Nope. That’s exactly what Change-Up was.
Story: Dave Lockwood (Jason Bateman) is a family man and a lawyer, responsible to the hilt, and happens to be best friends with his antithesis, Mitch Planko (Ryan Reynolds). Mitch is a stereotypical struggling actor, with all the requisite irresponsible characteristics that movie tropes consist of.
They meet up to watch an unspecified game at a bar, and then pee in a fountain, loudly claiming to want each other’s lives. And hey presto! Their bodies are switched.
Shenanigans ensue, as each fail miserably at the other’s life. Catastrophic mistakes are made on one side (Dave’s life, obviously) and revelations are had on the other (Mitch’s life). There is growth and understanding, and both learn life lessons that they should have ideally learned in their own bodies.
Review: Just like Freaky Friday, but with more sex humour.
Story: Predictable drivel, with a few staggeringly bad moments. Everyone is impossibly good-looking and very Caucasian. There is no diversity, no poignancy, and it isn’t even an out-and-out comedy. There is peeing in fountains, shaving of pubic hair, and toilet (literally) humour.
Characters: Stereotypical and trite. The doting father uses words like “sugarplum” and “honey” to the point of inducing diabetes. The train wreck cusses out at the smallest opportunity, and goes ballistic with free food.

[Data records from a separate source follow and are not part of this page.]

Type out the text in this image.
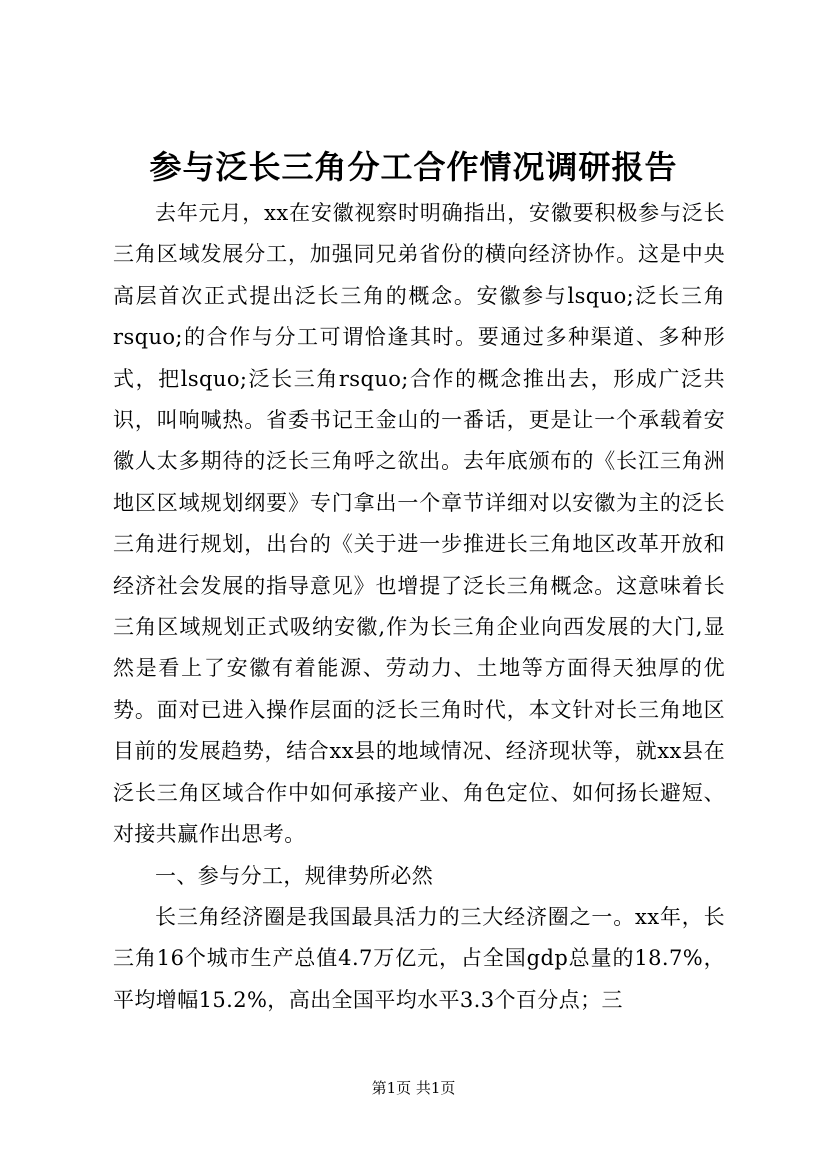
参与泛长三角分工合作情况调研报告

去年元月，xx在安徽视察时明确指出，安徽要积极参与泛长三角区域发展分工，加强同兄弟省份的横向经济协作。这是中央高层首次正式提出泛长三角的概念。安徽参与lsquo;泛长三角rsquo;的合作与分工可谓恰逢其时。要通过多种渠道、多种形式，把lsquo;泛长三角rsquo;合作的概念推出去，形成广泛共识，叫响喊热。省委书记王金山的一番话，更是让一个承载着安徽人太多期待的泛长三角呼之欲出。去年底颁布的《长江三角洲地区区域规划纲要》专门拿出一个章节详细对以安徽为主的泛长三角进行规划，出台的《关于进一步推进长三角地区改革开放和经济社会发展的指导意见》也增提了泛长三角概念。这意味着长三角区域规划正式吸纳安徽,作为长三角企业向西发展的大门,显然是看上了安徽有着能源、劳动力、土地等方面得天独厚的优势。面对已进入操作层面的泛长三角时代，本文针对长三角地区目前的发展趋势，结合xx县的地域情况、经济现状等，就xx县在泛长三角区域合作中如何承接产业、角色定位、如何扬长避短、对接共赢作出思考。

一、参与分工，规律势所必然

长三角经济圈是我国最具活力的三大经济圈之一。xx年，长三角16个城市生产总值4.7万亿元，占全国gdp总量的18.7%，平均增幅15.2%，高出全国平均水平3.3个百分点；三

第1页 共1页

Acting: Ryan Reynolds has an extremely expressive face, and does a good job of sticking to Mitch’s predictability, while looks a little limp when he has to play Dave. Jason Bateman is interesting as both characters, and demonstrates a little more range. Leslie Mann is phenomenal, and can single-handedly make a case of female comedy (along with Kristen Wiig).
What I liked: The houses and setting are beautiful. Ryan Reynolds has a magnificent physique. Leslie Mann is quite the most beautiful woman I have seen with any sort of personality in her visage.
What I disliked: Everything else: the premise, the story, the development, the characters, and more.